Ted Baker hires specialists to probe balance sheet bungle
The fashion industry is notorious for inflating the prices of its goods, but designer brand Ted Baker has a special case to answer after overstating between £20m and £25m of its stock.
After discovering it had overvalued its inventory by eight figures, top fashion brand Ted Baker has enlisted magic circle law firm Freshfields and a set of independent accountants to get to the bottom of the balance sheet wrangle.
The investigative team will report to a sub-committee chaired by independent director Sharon Baylay.
It is the second time Ted Baker has brought in the external investigators this year after founder Ray Kelvin was sacked as chief executive in March following a ‘forced hugging’ scandal in the wake of the #MeToo harassment revelations.
The firm believes this accounting error will have “no cash impact” and expects the findings to relate to practices from previous years.
“£25m is a large number to be out in your figures and calls into question the robustness of the underlying accounting and monitoring systems,” said Karen McLellan, managing director at chartered accountants Haines Watts Hereford. “A stock valuation is established, primarily, as the amount of actual stock held at a value per item.”
A big discrepancy means one of these elements is incorrect, she said.
The information contained will have been supplied by the company and reviewed by its auditors prior to publication, added Stuart Evans, commercial litigation partner at law firm BLM.
All this leaves observers to consider how an error of this magnitude could have occurred.
“Slip-ups on stock valuation can occur – though not often on this scale,” Evans said. “Retailers may have raw material or works in progress that aren’t yet finished, or it may have old stock that hasn’t been written down. This can lead to mix-ups in the valuation, where retail price is applied rather than the base cost of the item.”
The suggestion the stock isn’t actually there, as Ted Baker has hinted at, may suggest widespread theft, double-counting or something less explicable.
“Did the stock actually exist? It seems such a basic question but a very pertinent one,” said McLellan. “Given the size and geographical spread of Ted Baker it is likely that a computerised inventory system covering a number of locations was used, but this should always be checked back to periodic physical stock checks to verify the accuracy of the records and to account for such items as theft.”
In the fashion industry, changing tastes and seasons often render stock obsolete, which can lead to cases where items held are near worthless, but overstated in value, experts said.

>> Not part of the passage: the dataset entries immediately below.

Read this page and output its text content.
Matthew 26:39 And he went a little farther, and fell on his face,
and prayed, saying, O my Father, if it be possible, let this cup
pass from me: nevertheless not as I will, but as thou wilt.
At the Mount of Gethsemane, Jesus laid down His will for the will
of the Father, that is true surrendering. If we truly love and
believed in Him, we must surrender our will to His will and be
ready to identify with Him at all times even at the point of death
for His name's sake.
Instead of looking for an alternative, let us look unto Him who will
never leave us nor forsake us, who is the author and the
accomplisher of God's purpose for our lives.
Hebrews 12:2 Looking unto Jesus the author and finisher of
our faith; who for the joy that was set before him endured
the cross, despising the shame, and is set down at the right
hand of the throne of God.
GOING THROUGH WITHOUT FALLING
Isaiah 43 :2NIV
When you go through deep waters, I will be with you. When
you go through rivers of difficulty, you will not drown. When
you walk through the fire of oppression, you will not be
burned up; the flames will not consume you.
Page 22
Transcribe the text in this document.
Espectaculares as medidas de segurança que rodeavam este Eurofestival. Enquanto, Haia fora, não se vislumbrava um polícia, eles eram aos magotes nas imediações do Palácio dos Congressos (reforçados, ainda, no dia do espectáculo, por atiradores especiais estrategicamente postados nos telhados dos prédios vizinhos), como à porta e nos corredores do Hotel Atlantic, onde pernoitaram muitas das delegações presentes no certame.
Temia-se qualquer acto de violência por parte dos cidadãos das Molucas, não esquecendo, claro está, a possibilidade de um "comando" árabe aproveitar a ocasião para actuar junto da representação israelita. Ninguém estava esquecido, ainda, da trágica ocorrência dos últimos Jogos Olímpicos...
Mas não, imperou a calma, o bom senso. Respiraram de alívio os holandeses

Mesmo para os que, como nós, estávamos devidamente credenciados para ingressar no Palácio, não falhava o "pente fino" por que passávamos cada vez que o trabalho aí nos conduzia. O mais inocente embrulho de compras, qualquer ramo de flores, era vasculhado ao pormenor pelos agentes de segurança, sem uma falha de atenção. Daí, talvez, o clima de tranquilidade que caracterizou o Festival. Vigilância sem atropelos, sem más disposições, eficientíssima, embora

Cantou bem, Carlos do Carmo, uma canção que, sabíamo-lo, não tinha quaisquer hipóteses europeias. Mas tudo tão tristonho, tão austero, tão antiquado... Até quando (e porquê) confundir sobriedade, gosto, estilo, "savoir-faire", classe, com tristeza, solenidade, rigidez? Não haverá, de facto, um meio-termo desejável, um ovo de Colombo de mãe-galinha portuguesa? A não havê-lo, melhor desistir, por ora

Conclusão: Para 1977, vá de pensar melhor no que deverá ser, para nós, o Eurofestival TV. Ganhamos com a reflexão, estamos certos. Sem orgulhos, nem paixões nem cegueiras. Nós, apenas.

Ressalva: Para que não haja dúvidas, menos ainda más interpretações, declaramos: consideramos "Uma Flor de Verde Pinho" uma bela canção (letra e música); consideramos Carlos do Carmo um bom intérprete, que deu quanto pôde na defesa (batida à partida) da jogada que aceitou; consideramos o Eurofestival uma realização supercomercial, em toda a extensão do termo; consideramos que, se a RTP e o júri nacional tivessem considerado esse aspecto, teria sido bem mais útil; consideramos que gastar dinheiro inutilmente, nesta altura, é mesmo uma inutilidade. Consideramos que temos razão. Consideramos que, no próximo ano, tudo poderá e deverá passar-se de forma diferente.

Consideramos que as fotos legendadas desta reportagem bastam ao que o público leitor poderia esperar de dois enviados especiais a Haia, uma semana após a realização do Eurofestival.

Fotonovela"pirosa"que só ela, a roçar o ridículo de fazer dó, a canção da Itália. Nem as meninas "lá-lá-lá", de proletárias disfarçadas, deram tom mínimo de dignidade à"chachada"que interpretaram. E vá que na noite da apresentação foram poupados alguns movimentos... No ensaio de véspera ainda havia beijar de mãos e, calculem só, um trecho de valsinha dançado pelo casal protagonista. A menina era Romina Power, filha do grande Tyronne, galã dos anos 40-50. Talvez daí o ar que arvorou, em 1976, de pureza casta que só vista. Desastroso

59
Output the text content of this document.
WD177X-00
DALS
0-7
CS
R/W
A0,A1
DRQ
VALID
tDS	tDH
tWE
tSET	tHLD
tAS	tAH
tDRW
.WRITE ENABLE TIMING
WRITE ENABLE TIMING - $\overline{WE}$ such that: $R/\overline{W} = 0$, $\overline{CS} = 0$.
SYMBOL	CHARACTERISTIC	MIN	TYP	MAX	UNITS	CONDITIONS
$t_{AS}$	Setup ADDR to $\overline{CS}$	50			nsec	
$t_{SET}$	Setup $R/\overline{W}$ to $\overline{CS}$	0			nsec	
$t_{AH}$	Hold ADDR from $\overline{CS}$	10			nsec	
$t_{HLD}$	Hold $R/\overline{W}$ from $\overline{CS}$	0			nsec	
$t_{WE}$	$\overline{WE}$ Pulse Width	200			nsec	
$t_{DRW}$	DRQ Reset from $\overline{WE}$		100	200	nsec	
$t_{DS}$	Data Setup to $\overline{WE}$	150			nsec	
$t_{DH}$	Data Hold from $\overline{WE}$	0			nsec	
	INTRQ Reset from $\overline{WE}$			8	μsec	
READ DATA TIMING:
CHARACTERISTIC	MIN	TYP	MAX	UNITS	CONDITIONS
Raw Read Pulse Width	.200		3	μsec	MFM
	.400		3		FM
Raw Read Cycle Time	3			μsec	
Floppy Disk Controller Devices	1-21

“In our experience, errors like this creep in because of poor business intelligence capabilities: essentially not keeping on top of core data in a business and not having the analytical systems to govern correctly,” added Adam Hadley, chief executive of data science consultancy QuantSpark.
Excuses wearing thin
The business must also be acutely mindful of investors, who may be considering potential claims, and finance watchdog the Financial Conduct Authority (FCA). The regulator administered an investor compensation scheme for Tesco share and bondholders after the grocer misled investors about their value.
“If this turns out to be more than an inadvertent error, then the Serious Fraud Office may also get involved as well,” Evans said. “All of these things will carry heavy professional costs. The company has said in its preliminary analysis that there will be no cash impact as this relates to prior years, so we will have to see if the subsequent investigation bears this out.”
A forensic probe may also shake out other irregularities that could be bubbling under the surface of Ted Baker’s accounts, experts said.
“It would be less than ideal for Ted Baker to provide what it hopes to be a definitive report saying that all has been uncovered and fixed, ideally with no impact on the bottom line, only to see another issue rear its head,” said Evans. “It is another blow to the Ted Baker brand image, especially unwelcome in the run-up to Christmas when retailers must fight tooth-and-nail to win consumer spend,” said Evans.
The issue of overstatement, which was raised in a previous annual report, could be a boil that needs to be lanced to restore investor confidence, said Evans. The firm’s stock price dropped 11.5% when the news broke on Monday.